Greece's populist government must set aside politics and bring promised reforms to "fruition" to save its economy and avoid default, the head of the International Monetary Fund has warned ahead of a crucial few weeks of negotiations.
In an interview with the Financial Times, Christine Lagarde said she told Yanis Varoufakis, the Greek finance minister, during a meeting of the IMF/World Bank spring meetings in Washington last week that he needed to accelerate reforms.

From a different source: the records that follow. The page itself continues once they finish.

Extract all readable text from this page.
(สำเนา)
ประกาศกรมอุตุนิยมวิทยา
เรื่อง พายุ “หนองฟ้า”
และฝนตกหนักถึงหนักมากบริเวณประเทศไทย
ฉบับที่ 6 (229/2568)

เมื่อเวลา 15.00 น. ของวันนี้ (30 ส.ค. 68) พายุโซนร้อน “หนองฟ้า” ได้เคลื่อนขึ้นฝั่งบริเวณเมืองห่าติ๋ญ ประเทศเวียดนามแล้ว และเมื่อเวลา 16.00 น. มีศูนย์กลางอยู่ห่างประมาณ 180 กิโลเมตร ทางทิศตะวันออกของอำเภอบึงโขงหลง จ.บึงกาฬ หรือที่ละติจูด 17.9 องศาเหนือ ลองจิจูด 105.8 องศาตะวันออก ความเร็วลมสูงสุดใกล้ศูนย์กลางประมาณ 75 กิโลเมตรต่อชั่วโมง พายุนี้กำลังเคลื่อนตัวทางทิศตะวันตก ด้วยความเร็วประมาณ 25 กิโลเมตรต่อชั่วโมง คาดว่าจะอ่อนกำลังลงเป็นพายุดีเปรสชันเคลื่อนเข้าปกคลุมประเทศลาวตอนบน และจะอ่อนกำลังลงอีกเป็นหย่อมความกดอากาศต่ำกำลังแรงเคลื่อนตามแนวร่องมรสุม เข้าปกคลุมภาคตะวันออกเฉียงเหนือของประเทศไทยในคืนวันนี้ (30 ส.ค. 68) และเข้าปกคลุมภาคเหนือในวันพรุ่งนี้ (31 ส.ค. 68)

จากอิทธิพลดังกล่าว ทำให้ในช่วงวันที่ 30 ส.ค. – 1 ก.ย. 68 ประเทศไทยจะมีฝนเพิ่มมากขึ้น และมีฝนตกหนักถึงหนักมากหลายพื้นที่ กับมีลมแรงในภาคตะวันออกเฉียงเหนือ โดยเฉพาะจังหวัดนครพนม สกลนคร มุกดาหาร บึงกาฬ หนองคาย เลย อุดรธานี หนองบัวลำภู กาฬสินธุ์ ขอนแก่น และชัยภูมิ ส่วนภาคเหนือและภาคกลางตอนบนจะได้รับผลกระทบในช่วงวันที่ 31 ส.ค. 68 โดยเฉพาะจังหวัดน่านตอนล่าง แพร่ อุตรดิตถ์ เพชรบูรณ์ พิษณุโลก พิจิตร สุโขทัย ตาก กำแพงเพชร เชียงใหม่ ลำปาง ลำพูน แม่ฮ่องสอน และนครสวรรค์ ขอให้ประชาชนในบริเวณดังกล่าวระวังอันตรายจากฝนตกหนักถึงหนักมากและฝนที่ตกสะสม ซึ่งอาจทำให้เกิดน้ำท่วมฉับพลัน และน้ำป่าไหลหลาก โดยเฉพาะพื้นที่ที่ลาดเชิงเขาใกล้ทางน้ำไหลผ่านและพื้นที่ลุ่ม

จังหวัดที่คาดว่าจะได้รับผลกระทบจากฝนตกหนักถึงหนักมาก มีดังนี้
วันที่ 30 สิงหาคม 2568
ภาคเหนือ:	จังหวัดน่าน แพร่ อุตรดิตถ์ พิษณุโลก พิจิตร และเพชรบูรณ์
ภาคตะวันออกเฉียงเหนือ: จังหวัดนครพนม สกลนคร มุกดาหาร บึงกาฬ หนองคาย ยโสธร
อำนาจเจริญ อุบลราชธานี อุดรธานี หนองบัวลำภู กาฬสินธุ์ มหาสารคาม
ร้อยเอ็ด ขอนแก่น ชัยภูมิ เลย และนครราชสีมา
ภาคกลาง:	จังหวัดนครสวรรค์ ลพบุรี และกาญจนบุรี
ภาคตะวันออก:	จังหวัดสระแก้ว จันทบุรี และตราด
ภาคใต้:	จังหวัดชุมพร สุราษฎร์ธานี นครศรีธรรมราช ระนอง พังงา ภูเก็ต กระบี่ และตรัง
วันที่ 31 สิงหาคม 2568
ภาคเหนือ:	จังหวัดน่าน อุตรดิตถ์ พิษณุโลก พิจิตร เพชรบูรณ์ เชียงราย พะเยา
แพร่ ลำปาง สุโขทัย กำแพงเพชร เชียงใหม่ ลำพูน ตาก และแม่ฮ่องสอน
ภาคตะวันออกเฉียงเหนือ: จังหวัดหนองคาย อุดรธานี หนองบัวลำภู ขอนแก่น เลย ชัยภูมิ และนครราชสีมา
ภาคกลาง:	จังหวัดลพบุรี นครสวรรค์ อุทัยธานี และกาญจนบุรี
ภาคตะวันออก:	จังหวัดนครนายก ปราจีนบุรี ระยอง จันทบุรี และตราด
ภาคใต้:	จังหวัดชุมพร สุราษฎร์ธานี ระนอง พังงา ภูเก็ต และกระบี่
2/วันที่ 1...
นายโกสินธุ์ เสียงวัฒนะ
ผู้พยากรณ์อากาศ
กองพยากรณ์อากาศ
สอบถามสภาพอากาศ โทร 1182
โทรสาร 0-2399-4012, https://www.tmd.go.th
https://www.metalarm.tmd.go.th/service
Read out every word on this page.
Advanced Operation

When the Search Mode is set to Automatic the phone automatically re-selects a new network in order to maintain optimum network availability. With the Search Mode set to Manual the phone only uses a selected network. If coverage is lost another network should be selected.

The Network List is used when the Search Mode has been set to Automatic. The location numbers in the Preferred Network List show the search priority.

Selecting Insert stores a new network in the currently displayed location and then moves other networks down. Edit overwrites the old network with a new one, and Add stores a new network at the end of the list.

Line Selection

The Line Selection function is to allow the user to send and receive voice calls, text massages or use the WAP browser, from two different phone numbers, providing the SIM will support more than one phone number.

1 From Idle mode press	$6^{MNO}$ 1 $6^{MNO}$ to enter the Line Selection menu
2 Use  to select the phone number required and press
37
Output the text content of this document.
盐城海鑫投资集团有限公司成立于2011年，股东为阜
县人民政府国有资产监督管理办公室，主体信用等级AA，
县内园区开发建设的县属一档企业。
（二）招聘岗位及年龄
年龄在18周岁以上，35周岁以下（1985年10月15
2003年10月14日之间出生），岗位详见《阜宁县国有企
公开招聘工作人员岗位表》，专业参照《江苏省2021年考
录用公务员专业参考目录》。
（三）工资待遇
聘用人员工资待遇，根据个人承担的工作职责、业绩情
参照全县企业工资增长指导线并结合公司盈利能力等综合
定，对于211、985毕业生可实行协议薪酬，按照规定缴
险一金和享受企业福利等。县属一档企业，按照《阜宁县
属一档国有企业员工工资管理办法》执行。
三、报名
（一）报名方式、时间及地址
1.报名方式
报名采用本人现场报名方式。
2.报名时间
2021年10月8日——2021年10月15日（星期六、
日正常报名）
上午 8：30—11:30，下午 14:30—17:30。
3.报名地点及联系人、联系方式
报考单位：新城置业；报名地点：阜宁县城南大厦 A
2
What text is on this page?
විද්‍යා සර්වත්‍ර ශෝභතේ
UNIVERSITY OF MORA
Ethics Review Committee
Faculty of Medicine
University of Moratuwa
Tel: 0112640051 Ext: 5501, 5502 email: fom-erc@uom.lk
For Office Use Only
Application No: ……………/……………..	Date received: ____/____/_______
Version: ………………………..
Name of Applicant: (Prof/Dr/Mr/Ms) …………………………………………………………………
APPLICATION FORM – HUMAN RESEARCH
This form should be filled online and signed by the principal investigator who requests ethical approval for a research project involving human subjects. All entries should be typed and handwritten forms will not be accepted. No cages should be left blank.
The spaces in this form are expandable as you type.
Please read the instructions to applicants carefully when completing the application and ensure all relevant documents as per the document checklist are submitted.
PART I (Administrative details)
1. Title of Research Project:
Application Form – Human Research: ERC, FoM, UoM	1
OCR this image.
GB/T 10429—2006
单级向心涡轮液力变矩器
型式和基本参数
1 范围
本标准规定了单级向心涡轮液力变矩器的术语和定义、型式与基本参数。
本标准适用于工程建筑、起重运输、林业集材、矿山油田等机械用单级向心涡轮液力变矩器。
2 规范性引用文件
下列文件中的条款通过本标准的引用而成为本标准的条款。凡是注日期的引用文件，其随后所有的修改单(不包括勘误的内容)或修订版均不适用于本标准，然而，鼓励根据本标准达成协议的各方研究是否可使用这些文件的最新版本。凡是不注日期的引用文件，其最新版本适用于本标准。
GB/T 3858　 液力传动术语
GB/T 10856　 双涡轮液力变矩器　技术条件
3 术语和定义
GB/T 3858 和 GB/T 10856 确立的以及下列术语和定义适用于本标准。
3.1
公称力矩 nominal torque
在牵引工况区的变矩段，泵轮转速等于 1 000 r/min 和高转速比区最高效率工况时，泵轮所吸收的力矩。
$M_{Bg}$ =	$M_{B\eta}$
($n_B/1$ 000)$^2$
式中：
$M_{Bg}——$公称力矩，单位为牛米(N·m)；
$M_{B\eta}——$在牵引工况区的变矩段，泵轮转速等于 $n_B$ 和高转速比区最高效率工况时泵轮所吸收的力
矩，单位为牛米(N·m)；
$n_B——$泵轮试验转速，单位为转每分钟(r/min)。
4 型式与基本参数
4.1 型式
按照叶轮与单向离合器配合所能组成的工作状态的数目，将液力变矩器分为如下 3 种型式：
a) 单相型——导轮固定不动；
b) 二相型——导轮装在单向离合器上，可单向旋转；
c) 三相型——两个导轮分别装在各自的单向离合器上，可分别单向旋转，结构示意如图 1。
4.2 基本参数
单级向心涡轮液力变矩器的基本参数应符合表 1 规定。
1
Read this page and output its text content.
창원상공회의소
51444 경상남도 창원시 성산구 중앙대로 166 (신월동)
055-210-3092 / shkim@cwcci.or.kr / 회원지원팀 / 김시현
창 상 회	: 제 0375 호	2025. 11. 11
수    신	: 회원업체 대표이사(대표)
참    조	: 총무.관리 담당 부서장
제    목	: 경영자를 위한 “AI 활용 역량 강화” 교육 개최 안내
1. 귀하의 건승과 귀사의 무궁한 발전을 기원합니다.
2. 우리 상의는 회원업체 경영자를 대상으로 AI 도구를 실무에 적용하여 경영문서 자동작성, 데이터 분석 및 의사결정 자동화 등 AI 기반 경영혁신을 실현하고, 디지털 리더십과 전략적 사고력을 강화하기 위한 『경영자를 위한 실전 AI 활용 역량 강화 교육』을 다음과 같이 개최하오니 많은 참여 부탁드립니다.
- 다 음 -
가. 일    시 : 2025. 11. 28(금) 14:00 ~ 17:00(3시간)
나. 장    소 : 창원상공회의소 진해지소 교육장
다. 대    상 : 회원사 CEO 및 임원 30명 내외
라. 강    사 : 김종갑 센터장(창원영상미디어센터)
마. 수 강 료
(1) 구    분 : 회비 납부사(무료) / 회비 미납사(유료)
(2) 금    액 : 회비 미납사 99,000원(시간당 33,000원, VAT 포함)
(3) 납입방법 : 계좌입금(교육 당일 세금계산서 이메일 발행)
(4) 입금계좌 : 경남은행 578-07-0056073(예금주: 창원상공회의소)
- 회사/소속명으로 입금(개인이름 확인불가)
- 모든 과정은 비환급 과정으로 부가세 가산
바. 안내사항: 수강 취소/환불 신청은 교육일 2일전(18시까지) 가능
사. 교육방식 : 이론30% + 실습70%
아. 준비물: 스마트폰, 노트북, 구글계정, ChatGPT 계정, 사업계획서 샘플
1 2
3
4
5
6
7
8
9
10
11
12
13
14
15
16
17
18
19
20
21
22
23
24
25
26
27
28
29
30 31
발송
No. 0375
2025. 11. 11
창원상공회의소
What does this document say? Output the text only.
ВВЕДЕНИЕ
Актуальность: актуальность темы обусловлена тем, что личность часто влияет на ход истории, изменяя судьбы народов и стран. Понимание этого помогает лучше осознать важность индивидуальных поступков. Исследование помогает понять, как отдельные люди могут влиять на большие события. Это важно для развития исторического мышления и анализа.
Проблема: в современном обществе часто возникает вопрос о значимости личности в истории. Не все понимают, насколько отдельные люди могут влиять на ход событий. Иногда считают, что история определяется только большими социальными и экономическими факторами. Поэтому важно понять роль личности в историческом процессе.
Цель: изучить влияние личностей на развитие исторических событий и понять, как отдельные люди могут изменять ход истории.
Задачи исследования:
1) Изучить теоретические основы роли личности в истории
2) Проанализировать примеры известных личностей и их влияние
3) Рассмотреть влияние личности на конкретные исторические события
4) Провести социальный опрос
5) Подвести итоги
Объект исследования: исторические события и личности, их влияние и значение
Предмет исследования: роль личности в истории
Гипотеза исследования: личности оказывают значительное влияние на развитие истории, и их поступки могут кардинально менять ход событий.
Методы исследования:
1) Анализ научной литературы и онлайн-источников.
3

She warned that patience was running out with the new Syriza government in Athens and that any honeymoon it may have had with its creditors was rapidly coming to a close.
"There has been a huge commitment by the international community, the European partners but also the IMF and the European Central Bank to actually support the Greek economy," she said.
"What needs to happen now is that the political views need to actually deliver the measures, the tools, the reforms that could actually reach the objectives that have been set between the international community and Greece: restore stability, improve the economy [and] make sure that one of these days Greece re-accesses the financial markets on its own and without support."
Technical negotiations in Athens between the Greek government and staff from the IMF and European institutions were "gradually picking up", she said. "We really hope that is going to continue to fruition so that we can move on."
The intervention from the IMF head came as Mario Draghi, the ECB president, said the eurozone was better equipped than it had been in the past to deal with a new Greek crisis but warned of "uncharted waters" if the situation deteriorates.
Asked during a press conference in Washington on Saturday about the risks of contagion from a new flare-up in Greece, he said: "We have enough instruments at this point in time . . . which although they have been designed for other purposes would certainly be used at a crisis time if needed."
The two tools he referred to were the ECB's so-called outright monetary transactions, which have never been used, and quantitative easing, which the ECB launched in January.
However, Mr Draghi added: "We are certainly entering into uncharted waters if the crisis were to precipitate, and it is very premature to make any speculation about it."
Renewed fears about the risk of a Greek debt default and possible exit from the euro overshadowed last week's IMF meetings in Washington.
US Treasury secretary Jack Lew warned that a full-blown crisis in Greece would cast a new shadow of uncertainty over the European and global economies, as he put pressure on Athens to come forward urgently with detailed reforms to its economy.
There is mounting frustration among Greece's partners over faltering attempts to sort out its financial woes. Pierre Moscovici, the European commissioner for economic and financial affairs, has set a mid-May meeting of eurozone finance ministers as the decisive moment for Greece to agree a new set of economic reforms or face possible default.
Greece is being urged to speed up technical discussions on a list of reforms it has submitted that, if agreed, would unlock €7.2bn in loans from Greece's eurozone partners. Without this funding Greece is likely to run out of money and default on payments due to either the IMF in May or June, or to the ECB later in the summer when large numbers of bonds held by the bank mature.
Expressing confidence in the euro's continued stability, Mr Draghi said on Saturday it was "pointless" to go short on the single currency - challenging anyone who disagreed to do it.